Miss Bowser said late Wednesday that it is “unacceptable” that the officer didn’t activate the camera and that she doesn’t “believe there can be real accountability if the officer remains on the force.”
Police are completing their own investigation, but the Democratic mayor says police officials have asked for Officer Trainer’s resignation.
The Metropolitan Police Department released a statement Wednesday saying Officer Trainer will remain on administrative leave as the department begins its own investigation now that the federal probe is over.
Federal officials have said the chase began when Sterling pulled in front of a police cruiser and accelerated through a red light.
“Mr. Sterling looked over his shoulder in the direction of the officers and then accelerated at a high rate of speed through the red light,” prosecutors said in a statement.
A chase ensued, covering 25 city blocks, federal officials said. Sterling allegedly drove 100 mph or more while narrowly missing pedestrians and cars. The chase ended with the 31-year-old heating and air-conditioning technician ramming his motorcycle into a police cruiser’s door.

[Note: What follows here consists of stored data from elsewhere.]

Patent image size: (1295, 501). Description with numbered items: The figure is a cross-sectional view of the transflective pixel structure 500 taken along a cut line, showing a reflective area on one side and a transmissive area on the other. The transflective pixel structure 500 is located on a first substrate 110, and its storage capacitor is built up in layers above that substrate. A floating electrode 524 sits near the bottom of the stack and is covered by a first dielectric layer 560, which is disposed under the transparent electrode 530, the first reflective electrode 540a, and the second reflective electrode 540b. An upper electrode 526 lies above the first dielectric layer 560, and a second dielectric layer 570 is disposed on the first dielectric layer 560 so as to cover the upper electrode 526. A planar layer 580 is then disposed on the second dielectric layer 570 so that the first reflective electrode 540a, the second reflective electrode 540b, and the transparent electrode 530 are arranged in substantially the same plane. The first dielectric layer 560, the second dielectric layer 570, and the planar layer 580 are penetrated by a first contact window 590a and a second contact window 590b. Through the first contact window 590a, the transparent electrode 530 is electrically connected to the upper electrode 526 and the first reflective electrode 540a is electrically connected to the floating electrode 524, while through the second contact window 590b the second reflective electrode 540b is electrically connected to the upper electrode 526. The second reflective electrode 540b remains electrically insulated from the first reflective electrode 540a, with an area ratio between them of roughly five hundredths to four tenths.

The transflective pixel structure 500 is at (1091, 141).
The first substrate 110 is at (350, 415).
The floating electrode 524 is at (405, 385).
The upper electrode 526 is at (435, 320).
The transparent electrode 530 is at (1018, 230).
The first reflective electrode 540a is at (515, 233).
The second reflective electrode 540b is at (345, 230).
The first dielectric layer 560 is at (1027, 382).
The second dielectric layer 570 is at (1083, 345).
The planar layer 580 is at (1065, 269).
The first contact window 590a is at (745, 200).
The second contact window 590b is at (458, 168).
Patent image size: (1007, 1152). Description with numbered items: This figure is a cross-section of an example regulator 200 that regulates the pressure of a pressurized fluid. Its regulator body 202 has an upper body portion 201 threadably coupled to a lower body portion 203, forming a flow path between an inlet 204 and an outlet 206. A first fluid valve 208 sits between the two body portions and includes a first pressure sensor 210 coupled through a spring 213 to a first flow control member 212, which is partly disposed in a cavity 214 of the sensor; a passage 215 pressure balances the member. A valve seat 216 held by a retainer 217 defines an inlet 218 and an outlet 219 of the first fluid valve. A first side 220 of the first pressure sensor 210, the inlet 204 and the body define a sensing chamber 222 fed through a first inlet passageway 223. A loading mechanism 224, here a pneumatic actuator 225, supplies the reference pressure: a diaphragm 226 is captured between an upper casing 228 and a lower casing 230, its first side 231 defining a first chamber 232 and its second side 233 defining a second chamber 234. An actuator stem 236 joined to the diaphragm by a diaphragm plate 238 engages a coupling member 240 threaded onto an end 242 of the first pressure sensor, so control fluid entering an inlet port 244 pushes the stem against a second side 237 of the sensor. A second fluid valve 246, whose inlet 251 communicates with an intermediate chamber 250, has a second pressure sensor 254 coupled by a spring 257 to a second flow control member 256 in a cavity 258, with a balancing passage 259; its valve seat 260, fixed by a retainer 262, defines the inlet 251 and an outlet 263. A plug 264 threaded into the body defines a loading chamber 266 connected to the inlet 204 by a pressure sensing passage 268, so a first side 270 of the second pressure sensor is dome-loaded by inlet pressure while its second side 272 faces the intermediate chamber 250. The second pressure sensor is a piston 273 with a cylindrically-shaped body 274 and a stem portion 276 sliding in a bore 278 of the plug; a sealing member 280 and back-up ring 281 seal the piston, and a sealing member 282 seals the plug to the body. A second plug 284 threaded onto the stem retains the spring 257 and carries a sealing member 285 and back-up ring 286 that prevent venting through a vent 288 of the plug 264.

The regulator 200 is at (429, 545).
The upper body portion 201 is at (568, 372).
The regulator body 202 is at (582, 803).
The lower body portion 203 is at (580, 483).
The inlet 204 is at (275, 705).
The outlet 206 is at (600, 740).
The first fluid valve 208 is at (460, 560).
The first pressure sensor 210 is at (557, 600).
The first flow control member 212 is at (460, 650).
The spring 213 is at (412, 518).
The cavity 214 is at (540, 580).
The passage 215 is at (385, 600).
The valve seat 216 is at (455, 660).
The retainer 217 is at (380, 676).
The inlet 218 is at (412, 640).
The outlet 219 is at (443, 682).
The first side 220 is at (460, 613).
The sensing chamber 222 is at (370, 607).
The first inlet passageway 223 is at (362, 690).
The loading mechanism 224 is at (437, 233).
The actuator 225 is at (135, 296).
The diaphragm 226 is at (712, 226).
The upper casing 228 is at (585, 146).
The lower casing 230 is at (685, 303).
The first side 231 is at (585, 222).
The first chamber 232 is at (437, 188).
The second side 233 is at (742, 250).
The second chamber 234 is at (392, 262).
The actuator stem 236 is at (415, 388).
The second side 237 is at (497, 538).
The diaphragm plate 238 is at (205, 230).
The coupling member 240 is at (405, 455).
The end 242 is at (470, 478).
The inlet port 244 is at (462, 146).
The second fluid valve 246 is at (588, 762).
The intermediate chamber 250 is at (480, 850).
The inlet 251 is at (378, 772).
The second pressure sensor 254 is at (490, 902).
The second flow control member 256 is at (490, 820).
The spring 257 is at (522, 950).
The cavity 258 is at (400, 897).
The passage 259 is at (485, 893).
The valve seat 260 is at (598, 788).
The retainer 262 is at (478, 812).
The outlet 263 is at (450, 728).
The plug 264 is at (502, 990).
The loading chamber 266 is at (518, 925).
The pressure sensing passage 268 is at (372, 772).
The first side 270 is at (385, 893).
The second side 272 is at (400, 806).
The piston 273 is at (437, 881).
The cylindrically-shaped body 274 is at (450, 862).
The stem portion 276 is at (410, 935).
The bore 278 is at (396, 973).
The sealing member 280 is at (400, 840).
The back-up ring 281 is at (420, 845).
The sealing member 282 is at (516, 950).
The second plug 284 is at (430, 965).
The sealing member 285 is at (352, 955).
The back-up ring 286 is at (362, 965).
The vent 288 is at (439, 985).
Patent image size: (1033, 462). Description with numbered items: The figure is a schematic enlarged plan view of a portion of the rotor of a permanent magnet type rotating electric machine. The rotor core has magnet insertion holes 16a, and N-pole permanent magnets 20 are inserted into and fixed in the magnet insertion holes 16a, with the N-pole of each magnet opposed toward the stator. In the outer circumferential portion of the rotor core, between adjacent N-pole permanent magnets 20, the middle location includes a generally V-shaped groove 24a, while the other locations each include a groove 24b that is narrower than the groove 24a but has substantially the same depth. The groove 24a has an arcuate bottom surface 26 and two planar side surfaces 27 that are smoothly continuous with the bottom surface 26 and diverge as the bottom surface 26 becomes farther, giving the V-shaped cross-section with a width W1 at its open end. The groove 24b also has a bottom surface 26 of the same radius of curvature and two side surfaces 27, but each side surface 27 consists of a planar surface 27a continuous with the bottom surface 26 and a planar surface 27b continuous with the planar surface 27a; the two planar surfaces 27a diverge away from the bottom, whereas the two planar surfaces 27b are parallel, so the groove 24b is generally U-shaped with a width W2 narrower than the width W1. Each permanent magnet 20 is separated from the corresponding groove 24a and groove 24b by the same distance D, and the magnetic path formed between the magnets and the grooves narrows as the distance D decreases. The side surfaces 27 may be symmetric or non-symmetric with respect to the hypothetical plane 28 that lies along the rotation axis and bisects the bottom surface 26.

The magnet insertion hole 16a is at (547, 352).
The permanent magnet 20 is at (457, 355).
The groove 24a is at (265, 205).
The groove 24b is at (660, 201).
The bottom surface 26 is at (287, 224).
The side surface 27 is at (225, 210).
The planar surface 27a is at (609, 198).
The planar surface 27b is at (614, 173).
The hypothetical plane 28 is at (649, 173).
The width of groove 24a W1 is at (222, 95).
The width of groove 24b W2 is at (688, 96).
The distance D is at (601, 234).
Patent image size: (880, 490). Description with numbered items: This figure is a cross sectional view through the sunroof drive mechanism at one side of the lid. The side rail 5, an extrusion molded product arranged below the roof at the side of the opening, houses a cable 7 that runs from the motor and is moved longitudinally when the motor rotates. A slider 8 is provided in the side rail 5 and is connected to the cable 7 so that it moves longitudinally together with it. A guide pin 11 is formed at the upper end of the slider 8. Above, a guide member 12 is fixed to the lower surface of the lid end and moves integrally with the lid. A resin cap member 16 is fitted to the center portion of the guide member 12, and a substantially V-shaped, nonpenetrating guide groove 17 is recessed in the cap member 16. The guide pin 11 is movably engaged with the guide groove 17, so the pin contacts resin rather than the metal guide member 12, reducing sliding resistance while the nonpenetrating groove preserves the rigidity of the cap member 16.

An attorney for Sterling’s family says he didn’t collide with the car with any great force.
Federal officials said the level of alcohol in Sterling’s blood was 0.16, twice the legal limit. They said he also tested positive for marijuana.
The September shooting led to sustained protests and attracted national attention from activists concerned about police brutality.
Sterling’s parents filed a $50 million wrongful-death lawsuit, claiming that Sterling posed no threat and that the officer was negligent when he failed to turn on his body camera.
In response to the shooting, city 911 operators have been instructed to remind officers to turn their cameras on, and officers have been ordered to acknowledge the reminder.
The department has not specified the race of the officer, but Jason Downs, the lead attorney for Sterling’s family, has said his understanding is the officer is white.
Mr. Downs told Fox 5 on Wednesday that there was “no good reason for the government to decline to prosecute under these circumstances.”
“We have to acknowledge that this is another young man that was unarmed, that was killed by a police officer,” Mr. Downs added. “This is why people believe that there are two justice systems: one for the police officers and one for the rest of us.”
Sterling’s death prompted protests by activists affiliated with the Black Lives Matter movement. Steven Douglass, a youth minister who knew Sterling and organized protests, told The Associated Press on Wednesday that decision not to prosecute is a “smack in the face.”
“The community doesn’t feel safe,” Mr. Douglass said. “We now walk around with murderers who we pay with our tax dollars to protect and serve. We will protest and let it be known that we as a community will not be accepting this decision.”